Larsen Jensen qualified first in the qualifying heats of the 400-meter freestyle. Ryan Lochte, considered the swimmer with the best chance to beat Phelps in the 400 IM, qualified fourth for the finals. That’s a bit disappointing, but he remains a strong medal contender.
In addition, Christine Magnuson and Elaine Breeden will take the second- and fourth-fastest qualifying times into the semifinals of the women’s 100 butterfly.
Finally, the U.S. women’s 4x100 freestyle relay qualified third for the final, behind China and Germany, but in the finals, the Americans will substitute their two greatest sprinters, 41-year-old Dara Torres and Natalie Coughlin, onto the team, making them the squad to beat.

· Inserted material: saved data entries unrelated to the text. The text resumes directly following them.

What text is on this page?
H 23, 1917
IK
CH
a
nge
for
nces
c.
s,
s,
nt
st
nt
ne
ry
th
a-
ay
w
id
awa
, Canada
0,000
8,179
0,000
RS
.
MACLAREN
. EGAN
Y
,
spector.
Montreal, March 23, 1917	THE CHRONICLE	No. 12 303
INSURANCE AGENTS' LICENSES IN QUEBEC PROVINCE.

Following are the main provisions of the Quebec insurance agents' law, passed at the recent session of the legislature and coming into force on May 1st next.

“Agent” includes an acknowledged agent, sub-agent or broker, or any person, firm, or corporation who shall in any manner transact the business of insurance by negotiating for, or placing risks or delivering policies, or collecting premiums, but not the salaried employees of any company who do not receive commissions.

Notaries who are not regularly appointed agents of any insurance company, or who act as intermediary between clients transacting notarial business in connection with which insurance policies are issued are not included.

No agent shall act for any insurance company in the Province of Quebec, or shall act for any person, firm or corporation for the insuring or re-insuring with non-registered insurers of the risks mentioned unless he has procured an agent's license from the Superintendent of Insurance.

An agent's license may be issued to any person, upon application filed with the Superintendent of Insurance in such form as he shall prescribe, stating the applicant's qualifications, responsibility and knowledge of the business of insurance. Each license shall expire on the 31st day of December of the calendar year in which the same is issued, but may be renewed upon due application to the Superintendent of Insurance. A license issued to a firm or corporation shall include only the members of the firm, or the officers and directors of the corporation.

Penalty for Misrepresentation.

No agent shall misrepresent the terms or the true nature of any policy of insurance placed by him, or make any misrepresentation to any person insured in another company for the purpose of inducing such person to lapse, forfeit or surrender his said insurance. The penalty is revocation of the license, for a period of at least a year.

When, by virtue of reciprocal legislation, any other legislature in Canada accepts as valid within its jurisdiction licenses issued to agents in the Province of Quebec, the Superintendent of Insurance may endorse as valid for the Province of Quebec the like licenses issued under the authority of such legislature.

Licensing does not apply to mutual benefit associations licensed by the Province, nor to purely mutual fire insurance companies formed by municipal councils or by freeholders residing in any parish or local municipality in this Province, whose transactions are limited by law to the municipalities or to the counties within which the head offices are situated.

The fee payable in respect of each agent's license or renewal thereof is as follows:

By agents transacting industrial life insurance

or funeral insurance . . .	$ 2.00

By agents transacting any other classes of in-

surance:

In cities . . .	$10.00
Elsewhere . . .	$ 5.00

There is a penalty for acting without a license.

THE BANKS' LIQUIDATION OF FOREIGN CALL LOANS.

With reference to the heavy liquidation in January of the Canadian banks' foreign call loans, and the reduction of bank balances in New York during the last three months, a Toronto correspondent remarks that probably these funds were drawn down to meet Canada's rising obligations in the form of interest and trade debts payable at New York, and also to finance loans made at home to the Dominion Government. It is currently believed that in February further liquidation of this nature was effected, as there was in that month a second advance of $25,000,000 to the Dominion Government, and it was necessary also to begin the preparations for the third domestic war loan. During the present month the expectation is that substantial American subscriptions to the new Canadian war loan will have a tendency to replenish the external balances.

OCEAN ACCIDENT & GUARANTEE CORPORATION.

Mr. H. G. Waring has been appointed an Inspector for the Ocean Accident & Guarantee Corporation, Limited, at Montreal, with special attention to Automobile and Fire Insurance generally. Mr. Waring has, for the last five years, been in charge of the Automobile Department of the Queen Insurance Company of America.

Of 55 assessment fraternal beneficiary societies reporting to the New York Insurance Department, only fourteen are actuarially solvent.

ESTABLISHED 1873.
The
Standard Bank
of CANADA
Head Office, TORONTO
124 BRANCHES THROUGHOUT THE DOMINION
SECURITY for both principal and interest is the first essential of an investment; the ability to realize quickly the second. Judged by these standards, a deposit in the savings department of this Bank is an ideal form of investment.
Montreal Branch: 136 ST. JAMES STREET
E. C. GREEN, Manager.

Historically, the biggest challenges to the United States in the pool have come from Australia and sometimes Germany and the Netherlands. But this year, the Chinese, who have poured themselves into every Olympic sport in a total effort to win the medal race, have already served notice that they’re not going to be spectators in swimming.
The performance of the women’s relay served notice that the Chinese have depth in their talent pool.
In the women’s 100 butterfly, which has one more round of heats, Zhou Yafei tied Magnuson for second-fastest behind Aussie Jess Schipper. And in the 400 men’s freestyle, Jensen is going to be pushed by Zhang Lin of China, who won his heat and qualified second.
It’s asking a lot for China to actually win any of these races, but they will collect some medals in a sport they’ve had little success in before this year. It’s another reason why the Americans have to take advantage of all their chances in the pool if they want to help the United States finish atop the medal standings when the torch is finally snuffed.
Phelps is going to help that total — he may not win eight gold medals, but he will win eight total medals, which will move him into the debate about who is the greatest Olympian of all time. But it’s going to be the rest of the team that will make the real difference.
On Saturday night, with a home crowd making enough noise to add several blisters to the Water Cube and with the rest of the world doing all it could to dethrone them, the Americans did what they had to do. They showed they can swim under pressure and also in the shadow of the mighty Phelps.
But these were the preliminaries. In a few more hours, it will be for the medal stand.